Recent cases include a lawsuit argued in Philadelphia regarding a 20-year-old man with autism, who took Risperdal to help with irritability caused by his autism. He began taking the drug as an eight-year-old, despite the fact it was only approved for use with adults at that time. FiercePharma reported that the man’s then pediatric neurologist, Jan Mathisen, said sales reps from Janssen had distributed Risperdal samples twenty times between 2002 and 2004, 5 years before the drug was approved for use in autistic children. After a day in court, the autistic man’s mother tearfully said that she was having a difficult time after “Hearing what the pharmaceutical company was doing.”

Janssen claimed that the company’s warnings were complete and proper, and that it did not miss-market the drug. In a statement provided to Blooomberg Business, a Janssen spokesperson claimed that Risperdal “has improved the lives of countless children and adults throughout the world who suffer from debilitating mental illnesses, and it continues to improve patients’ quality of life today.”

Janssen claims that Risperdal’s labels always included warnings of the risk of gynecomastia in adults, and notified doctors that it was not proven safe for use in children. The Pintas and Mullins article said the company claims that the doctor who prescribed Risperdal to the autistic man should be held at fault. In addition,

Janssen is accused not only of illegally marketing Risperdal, but also of paying doctors to speak favorably of the drug. The company paid for gold outings and other flashy incentives to get doctors to prescribe the drug to patients just like the eight-year-old in Alabama. Many of those boys taking Risperdal grew breasts and had to undergo mastectomies.

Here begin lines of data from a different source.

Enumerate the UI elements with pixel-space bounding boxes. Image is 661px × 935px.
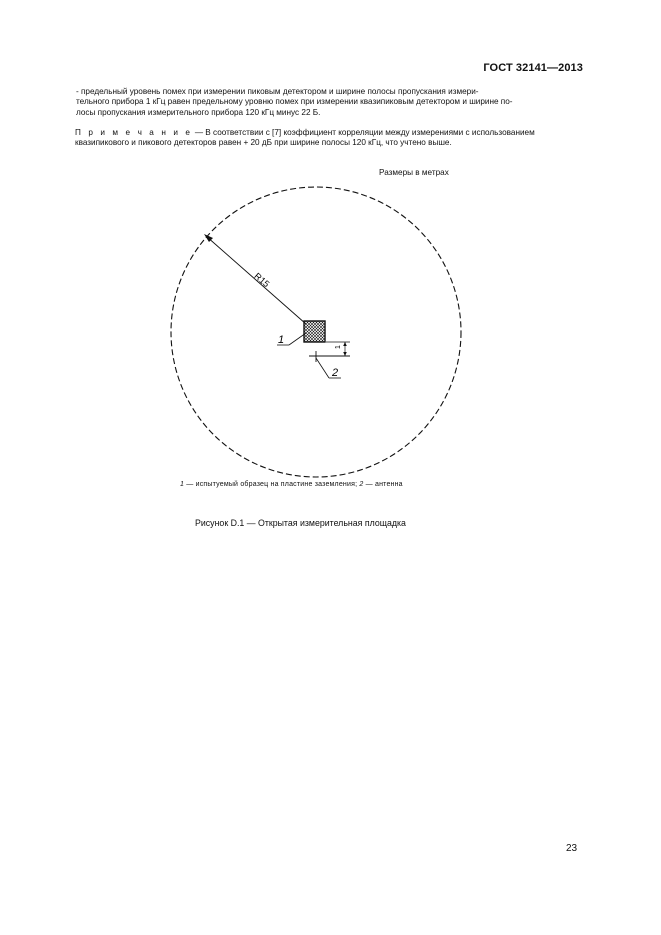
dimension-arrow-top bbox=[343, 342, 347, 346]
figure-legend bbox=[180, 481, 403, 488]
figure-caption: Рисунок D.1 — Открытая измерительная площадка bbox=[195, 518, 406, 528]
paragraph-line: - предельный уровень помех при измерении пиковым детектором и ширине полосы пропускания измери- bbox=[76, 87, 479, 96]
legend-number-1: 1 bbox=[180, 481, 185, 488]
leader-line-2 bbox=[316, 358, 329, 378]
paragraph-line: лосы пропускания измерительного прибора 120 кГц минус 22 Б. bbox=[76, 107, 321, 117]
note-text: — В соответствии с [7] коэффициент корреляции между измерениями с использованием bbox=[192, 128, 535, 137]
item-1-label: 1 bbox=[278, 334, 285, 346]
paragraph-line: тельного прибора 1 кГц равен предельному уровню помех при измерении квазипиковым детектором и ширине по- bbox=[76, 97, 513, 107]
legend-number-2: 2 bbox=[359, 481, 364, 488]
item-2-label: 2 bbox=[332, 367, 339, 379]
paragraph-noise-limit bbox=[75, 87, 583, 118]
paragraph-note bbox=[75, 128, 583, 149]
units-note: Размеры в метрах bbox=[379, 168, 449, 177]
legend-text-2: — антенна bbox=[363, 481, 403, 488]
legend-text-1: — испытуемый образец на пластине заземления; bbox=[184, 481, 360, 488]
test-sample bbox=[304, 321, 325, 342]
document-header: ГОСТ 32141—2013 bbox=[483, 62, 583, 74]
radius-label: R15 bbox=[252, 270, 272, 290]
note-label: П р и м е ч а н и е bbox=[75, 128, 193, 137]
measurement-site-drawing bbox=[160, 180, 480, 480]
note-line bbox=[75, 128, 583, 138]
dimension-label: 1 bbox=[335, 345, 342, 349]
note-line: квазипикового и пикового детекторов равен + 20 дБ при ширине полосы 120 кГц, что учтено выше. bbox=[75, 138, 452, 148]
page-number: 23 bbox=[566, 843, 578, 854]
dimension-arrow-bottom bbox=[343, 352, 347, 356]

A former FDA commissioner, David Kessler, testified in Philadelphia that Johnson and Johnson knew as early as 2001 that Risperdal could cause boys to grow breasts—a full five years before the company added the warning about the potential side effect to the drug’s official label. In support of his claim, Kessler pointed to a 2001 study, FUNDED BY J&J that indicated 3.8% of boys using Risperdal in a clinical trial developed breasts. He commented that the study should have been a red flag to the company. According to Bloomberg, the neurologist Mathisen said in his testimony that he would have liked to have known about the study.

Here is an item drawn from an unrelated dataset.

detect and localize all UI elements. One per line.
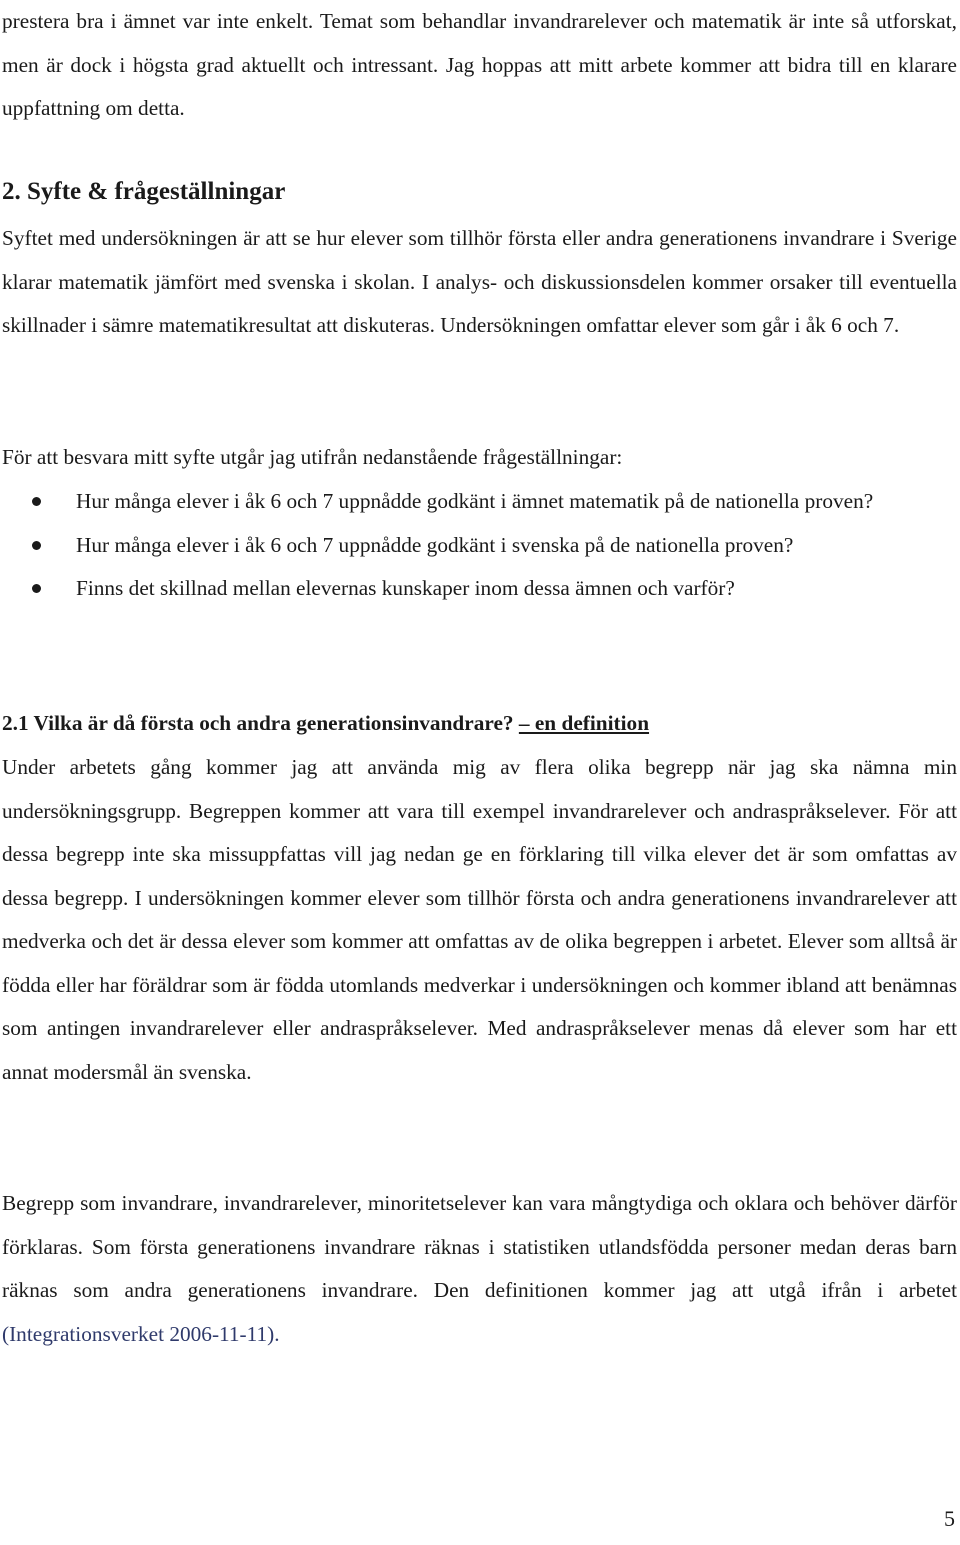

A J&J lawyer said that Kessler was a biased witness or “hired gun” because he commonly testified in drug-safety trials since leaving the FDA in 1997 (see articles here and here). She suggested that he was “cutting and pasting” findings from other cases into his conclusions that: 1) officials at Janssen knew Risperdal caused some boys to develop breasts and 2) failed to alert patients, doctors and regulators about it. Kessler disputed her claims saying, “Each case is complex and there is an enormous amount of details associated with them . . . . To say I’ve testified each and every time the same way would be incorrect.” He also indicated where he has testified on behalf of pharmaceutical companies in the past.

As I first wrote this, the trial in Philadelphia was scheduled to take another few weeks. I was rooting for a ruling in favor of the autistic man and his family, which did happen! The Wall Street Journal reported that a Philadelphia jury decided Johnson & Johnson had to pay $2.5 million in damages for failing to warn that Risperdal could cause gynecomastia. The attorney representing the autistic man said: J&J “hid data from the FDA, prescribing doctors and parents. Documents showed they knew there was much higher percentage of children getting gynecomastia than they admitted.”

The settlement is relatively modest, considering what J&J has made from Risperdal. In the seven years between 2003 and 2010, Risperdal grossed more than $24 billion worldwide; 4.5 billion in 2007, the year it went off patent. While there should be enough capital to settle the case without J&J going bankrupt, with the additional 1,200 plus lawsuits, it may be a good time to divest yourself of J&J stock.